Christian law group loses fight with Hastings

SAN FRANCISCO -- UC Hastings College of the Law can deny recognition and funding to a Christian student group because it excludes gays, lesbians and non-Christians, a federal appeals court ruled Tuesday.

The San Francisco law school is entitled to require official student organizations to "accept all comers as members, even if those individuals disagree with the mission of the group," the Ninth U.S. Circuit Court of Appeals in San Francisco ruled. It said the school's policy is "viewpoint-neutral" and does not violate the rights of the Christian Legal Society.

The brief ruling cited the court's decision last year allowing a Washington state high school to deny recognition to a student Bible club that required members to endorse its religious creed. Last week, the club asked the U.S. Supreme Court to review that case.

Both rulings allow public schools to "require religious organizations to include people in their groups who disagree with what the religious groups believe," said attorney Jeremy Tedesco of the Alliance Defense Fund, a Christian legal organization that is involved in both cases on behalf of the student groups. "That's a violation of the First Amendment, free speech and freedom of religion."

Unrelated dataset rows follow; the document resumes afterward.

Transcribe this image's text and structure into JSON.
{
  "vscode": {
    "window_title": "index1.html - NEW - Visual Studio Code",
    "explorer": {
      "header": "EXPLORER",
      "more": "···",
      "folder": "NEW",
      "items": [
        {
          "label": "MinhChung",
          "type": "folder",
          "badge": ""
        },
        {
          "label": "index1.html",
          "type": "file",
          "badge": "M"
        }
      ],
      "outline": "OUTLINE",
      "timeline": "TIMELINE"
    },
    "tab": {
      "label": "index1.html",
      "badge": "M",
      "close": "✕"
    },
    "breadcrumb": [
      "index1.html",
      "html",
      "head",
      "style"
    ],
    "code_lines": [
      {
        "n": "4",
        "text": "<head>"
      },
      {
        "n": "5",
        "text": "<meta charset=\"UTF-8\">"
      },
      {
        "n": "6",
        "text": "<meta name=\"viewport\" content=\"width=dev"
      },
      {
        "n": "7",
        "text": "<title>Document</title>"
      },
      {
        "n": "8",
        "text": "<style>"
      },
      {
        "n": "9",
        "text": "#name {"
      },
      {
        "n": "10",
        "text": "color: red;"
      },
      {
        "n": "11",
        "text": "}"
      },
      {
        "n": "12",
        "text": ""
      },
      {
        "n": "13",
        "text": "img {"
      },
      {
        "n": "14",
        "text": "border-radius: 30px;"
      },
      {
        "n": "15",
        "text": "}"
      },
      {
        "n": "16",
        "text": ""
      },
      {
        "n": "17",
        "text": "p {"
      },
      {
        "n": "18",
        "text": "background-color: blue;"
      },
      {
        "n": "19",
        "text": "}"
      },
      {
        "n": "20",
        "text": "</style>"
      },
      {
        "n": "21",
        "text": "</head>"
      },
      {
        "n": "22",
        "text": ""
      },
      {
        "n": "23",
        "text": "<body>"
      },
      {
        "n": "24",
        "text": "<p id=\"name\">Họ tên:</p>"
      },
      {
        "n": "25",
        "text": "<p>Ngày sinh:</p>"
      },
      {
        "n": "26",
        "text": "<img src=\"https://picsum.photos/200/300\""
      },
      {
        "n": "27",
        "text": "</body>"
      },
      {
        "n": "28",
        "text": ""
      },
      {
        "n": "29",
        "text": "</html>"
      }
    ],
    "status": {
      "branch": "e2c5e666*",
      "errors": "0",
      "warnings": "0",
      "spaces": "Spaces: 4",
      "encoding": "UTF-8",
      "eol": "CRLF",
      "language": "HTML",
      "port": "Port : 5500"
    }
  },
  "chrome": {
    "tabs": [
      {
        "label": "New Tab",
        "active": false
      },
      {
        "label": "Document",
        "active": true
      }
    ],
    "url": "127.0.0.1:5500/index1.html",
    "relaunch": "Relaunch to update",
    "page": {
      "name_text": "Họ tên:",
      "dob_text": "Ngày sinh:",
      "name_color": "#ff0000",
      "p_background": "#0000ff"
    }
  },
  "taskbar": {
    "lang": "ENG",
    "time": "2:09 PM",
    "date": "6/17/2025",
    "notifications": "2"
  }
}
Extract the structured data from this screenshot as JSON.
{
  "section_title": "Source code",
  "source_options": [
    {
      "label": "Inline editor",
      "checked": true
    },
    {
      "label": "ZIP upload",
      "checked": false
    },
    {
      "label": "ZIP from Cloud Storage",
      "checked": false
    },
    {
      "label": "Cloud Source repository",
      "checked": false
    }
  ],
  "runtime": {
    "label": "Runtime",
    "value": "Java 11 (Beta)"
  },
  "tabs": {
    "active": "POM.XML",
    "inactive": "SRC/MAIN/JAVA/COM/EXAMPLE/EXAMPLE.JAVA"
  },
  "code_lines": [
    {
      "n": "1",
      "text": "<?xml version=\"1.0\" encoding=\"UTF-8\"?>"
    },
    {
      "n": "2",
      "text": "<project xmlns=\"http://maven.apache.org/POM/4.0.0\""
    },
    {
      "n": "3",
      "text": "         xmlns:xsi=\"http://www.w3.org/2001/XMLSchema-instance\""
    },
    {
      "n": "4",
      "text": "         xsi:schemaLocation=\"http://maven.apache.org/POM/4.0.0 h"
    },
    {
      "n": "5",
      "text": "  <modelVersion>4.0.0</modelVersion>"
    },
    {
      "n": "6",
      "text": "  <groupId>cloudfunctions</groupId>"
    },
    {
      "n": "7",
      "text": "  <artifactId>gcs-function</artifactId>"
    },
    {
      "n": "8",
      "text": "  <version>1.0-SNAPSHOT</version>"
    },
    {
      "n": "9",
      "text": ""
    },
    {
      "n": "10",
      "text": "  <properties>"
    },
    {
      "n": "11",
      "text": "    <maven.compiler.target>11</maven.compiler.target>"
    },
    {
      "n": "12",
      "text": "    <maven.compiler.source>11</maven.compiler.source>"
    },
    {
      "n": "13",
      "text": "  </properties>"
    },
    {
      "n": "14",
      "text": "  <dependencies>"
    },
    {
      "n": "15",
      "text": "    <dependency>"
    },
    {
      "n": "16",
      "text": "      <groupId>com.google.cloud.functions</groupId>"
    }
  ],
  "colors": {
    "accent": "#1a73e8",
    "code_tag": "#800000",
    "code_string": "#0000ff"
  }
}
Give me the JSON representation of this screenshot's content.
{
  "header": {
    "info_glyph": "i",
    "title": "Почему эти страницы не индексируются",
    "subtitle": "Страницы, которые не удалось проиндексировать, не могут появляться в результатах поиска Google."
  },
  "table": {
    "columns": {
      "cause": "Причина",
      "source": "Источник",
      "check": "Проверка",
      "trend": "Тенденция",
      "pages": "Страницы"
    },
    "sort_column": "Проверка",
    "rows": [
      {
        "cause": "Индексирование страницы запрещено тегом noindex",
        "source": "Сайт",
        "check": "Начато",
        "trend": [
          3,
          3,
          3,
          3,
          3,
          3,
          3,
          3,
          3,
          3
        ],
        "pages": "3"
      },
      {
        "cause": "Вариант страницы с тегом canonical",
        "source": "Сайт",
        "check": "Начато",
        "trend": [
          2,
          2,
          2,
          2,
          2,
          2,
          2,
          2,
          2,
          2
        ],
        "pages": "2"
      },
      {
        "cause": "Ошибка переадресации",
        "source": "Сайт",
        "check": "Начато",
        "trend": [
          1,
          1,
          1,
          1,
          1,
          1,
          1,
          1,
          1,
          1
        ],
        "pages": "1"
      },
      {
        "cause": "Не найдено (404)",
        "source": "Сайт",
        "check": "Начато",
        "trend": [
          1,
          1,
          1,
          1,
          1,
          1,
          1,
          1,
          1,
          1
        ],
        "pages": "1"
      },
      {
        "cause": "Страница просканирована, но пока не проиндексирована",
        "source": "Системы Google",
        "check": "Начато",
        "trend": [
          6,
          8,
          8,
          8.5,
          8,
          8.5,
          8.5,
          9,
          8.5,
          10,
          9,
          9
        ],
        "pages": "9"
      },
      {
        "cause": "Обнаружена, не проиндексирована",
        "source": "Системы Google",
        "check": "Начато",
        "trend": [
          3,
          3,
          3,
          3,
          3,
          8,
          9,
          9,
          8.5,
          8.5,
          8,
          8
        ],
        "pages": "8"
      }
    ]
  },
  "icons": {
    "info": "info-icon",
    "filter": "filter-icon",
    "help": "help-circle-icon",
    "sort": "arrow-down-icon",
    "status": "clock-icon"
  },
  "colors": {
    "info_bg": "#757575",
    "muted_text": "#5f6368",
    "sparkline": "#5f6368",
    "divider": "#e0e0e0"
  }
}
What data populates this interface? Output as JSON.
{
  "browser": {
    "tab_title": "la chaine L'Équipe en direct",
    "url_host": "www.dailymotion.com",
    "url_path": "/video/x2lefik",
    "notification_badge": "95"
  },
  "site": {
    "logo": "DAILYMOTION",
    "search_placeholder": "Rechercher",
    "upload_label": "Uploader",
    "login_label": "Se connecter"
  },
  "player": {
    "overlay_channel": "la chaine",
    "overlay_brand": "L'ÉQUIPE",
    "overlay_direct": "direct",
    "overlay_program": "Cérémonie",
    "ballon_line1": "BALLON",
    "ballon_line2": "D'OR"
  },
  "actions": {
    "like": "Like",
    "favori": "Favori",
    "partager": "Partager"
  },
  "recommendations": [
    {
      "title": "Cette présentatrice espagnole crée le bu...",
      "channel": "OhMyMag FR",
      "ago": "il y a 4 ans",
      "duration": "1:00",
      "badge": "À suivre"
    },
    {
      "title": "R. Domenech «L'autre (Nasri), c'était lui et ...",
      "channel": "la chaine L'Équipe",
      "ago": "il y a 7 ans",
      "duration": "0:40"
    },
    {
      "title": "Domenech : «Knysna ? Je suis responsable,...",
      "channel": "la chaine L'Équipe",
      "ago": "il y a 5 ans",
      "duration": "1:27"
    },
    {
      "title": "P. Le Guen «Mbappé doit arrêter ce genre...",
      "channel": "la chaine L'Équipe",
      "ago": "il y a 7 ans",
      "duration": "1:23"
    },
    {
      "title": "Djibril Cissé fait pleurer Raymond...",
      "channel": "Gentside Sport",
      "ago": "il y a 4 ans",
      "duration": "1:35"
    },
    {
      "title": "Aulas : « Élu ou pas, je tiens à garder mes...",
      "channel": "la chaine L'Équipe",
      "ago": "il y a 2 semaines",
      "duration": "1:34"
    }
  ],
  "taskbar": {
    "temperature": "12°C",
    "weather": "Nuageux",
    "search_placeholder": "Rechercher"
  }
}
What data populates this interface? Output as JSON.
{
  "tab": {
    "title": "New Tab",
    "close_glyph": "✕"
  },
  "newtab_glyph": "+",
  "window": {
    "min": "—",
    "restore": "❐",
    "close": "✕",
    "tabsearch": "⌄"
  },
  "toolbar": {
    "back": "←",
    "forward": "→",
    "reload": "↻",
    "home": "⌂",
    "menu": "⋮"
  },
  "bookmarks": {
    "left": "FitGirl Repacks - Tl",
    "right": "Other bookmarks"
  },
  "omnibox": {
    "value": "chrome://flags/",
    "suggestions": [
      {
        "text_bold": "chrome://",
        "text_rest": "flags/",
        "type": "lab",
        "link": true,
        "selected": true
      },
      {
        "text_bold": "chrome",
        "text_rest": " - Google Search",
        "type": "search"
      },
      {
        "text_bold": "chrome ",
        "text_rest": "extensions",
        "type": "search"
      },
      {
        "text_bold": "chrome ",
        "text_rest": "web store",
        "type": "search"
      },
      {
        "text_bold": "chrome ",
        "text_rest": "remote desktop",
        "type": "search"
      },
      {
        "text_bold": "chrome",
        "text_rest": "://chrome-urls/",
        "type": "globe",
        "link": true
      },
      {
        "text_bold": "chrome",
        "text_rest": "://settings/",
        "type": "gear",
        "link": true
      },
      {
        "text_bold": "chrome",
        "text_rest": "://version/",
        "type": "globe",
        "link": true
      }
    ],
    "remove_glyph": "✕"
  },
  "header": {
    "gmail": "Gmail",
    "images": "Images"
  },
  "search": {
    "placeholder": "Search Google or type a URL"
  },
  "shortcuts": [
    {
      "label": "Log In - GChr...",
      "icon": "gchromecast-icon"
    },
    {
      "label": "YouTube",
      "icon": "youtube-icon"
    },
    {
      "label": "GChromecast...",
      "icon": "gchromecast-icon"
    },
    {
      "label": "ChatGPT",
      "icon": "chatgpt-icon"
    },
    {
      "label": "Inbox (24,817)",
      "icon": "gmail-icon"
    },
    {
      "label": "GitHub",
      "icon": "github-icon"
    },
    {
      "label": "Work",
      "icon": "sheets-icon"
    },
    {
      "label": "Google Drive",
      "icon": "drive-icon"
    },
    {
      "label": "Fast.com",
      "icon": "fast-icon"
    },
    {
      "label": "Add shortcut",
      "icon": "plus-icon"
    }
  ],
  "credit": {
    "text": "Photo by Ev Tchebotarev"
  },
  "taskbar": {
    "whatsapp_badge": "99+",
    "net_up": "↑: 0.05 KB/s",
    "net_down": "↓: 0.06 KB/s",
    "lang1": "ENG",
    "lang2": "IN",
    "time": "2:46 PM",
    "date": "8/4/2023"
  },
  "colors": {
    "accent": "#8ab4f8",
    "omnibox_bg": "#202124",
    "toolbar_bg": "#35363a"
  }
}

Ethan Schulman, a lawyer for UC Hastings, said Tuesday's ruling allows the school to apply its nondiscrimination policy to any group seeking recognition and a share of the funding that goes to organizations from mandatory student fees.

The Christian Legal Society's arguments "would carve a gaping loophole in those nondiscrimination policies" and "force the law school to subsidize discriminatory groups," Schulman said.

In San Diego last month, a federal judge ruled that the California State University system could rely on its nondiscrimination policy to deny recognition to Christian student organizations.

The Virginia-based Christian Legal Society says it has chapters in 165 law schools, consisting of evangelical Christians who meet for Bible study and discussions about applying their faith to the practice of law.

The Hastings chapter, Hastings Christian Fellowship, was initially open to all students and was eligible for funding, office space and inclusion in official publications.

Starting in 2004, however, the chapter - apparently following a new national policy - required members to endorse a "statement of faith" and barred anyone who engaged in "unrepentant homosexual conduct."

Hastings then withdrew recognition but allowed the organization to meet on campus. U.S. District Judge Jeffrey White ruled in Hastings' favor in 2006, saying its policy was reasonable and left the religious group free to determine its membership.